After the French Revolution, the town council initially met at the private houses of successive mayors. The first dedicated meeting place of the town council was a former clergy house at No. 13 Rue de l'Église, which the council acquired in 1822. The town council then relocated to a former community school at No. 10 Rue de l'Église in November 1849.

In the early 1870s, the town council decided to commission a more substantial town hall. The site it selected was occupied by an 18th-century mansion with extensive gardens belonging to the Vanin de Courville family. The council acquired the site in 1875 and initiated the demolition of the mansion. The foundation stone for the new building was laid by the prefect, Justin de Selves, on 10 October 1897. The new building was designed by Emmanuel Garnier in the neoclassical style, built by a contractor, Eugène Lambert, in ashlar stone and was officially opened by the mayor, Hector-Gonsalphe Fontaine, on 15 October 1899.

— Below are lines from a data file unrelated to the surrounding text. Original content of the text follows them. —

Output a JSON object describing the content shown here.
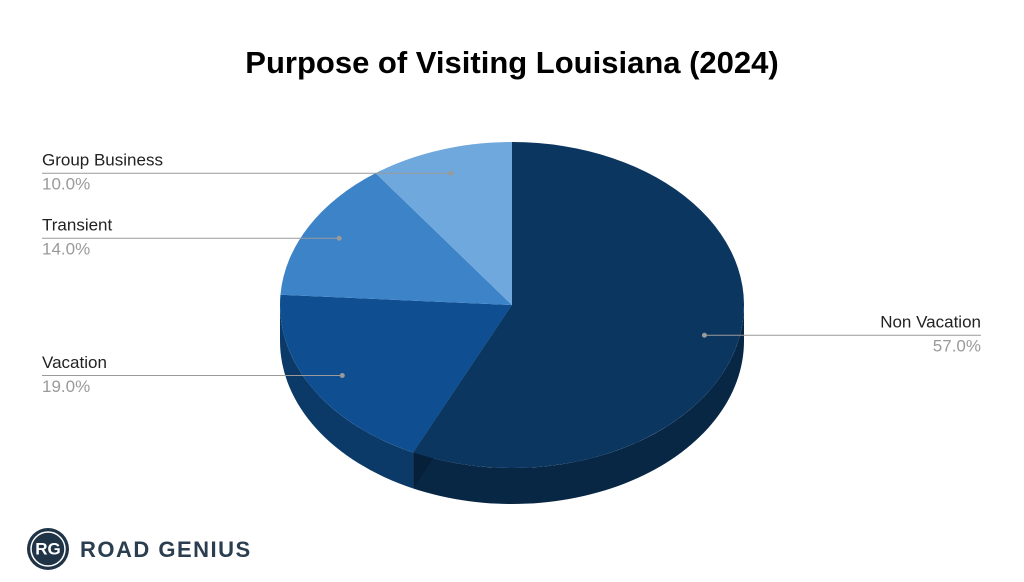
{
  "chart_data": {
    "type": "pie",
    "title": "Purpose of Visiting Louisiana (2024)",
    "categories": [
      "Non Vacation",
      "Vacation",
      "Transient",
      "Group Business"
    ],
    "values": [
      57,
      19,
      14,
      10
    ],
    "value_labels": [
      "57.0%",
      "19.0%",
      "14.0%",
      "10.0%"
    ],
    "colors": [
      "#0b3660",
      "#0f4f91",
      "#3d83c8",
      "#6fa8dc"
    ]
  },
  "logo": {
    "initials": "RG",
    "name": "ROAD GENIUS"
  }
}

The design involved a symmetrical main frontage of nine bays facing onto Place l'Hôtel de Ville. The central section of seven bays, which was slightly projected forward, featured a flight of steps leading up to three rounded headed openings with moulded surrounds and keystones. There were five tall casement windows on the first floor and niches in the bays beyond. The windows were flanked by Doric order columns and the niches were flanked by Doric order pilasters supporting a frieze, a modillioned cornice and a parapet. The outer bays were fenestrated by pairs of casement windows, one above the other, on the ground floor, and by casement windows with balconies and cornices of the first floor. Above the central bay, there was a clock flanked by pilasters supporting a segmental pediment, and behind the clock, there was an octagonal belfry. Internally, the principal rooms were the Salle du Conseil (council chamber), the Cabinet du Maire (mayor's parlour) and the Salle des Mariages (wedding room).

A bust by the sculptor, Auguste Maillard, depicting Marianne was installed in the main hall of the building in 1902, and four landscapes painted by Henri Bouvet were installed in the wedding room in 1904.

Following the liberation of the town by the French 2nd Armoured Division, commanded by General Philippe Leclerc, on 24 August 1944, during the Second World War, the mayor, Jacques Rehault, welcomed the chairman of the Provisional Government, General Charles de Gaulle, to the town hall and invited him to give a speech from the balcony on 28 February 1945.

Since the 1970s, the council has sought to generate income from filming: a comedy film entitled La Zizanie was shot in the town hall in 1978, and a film with a bizarre story-line entitled Korruption was shot there in 2014. In November 2017, it hosted a crossover i.e. mixing of two television series: Camping Paradis and Joséphine, ange gardien.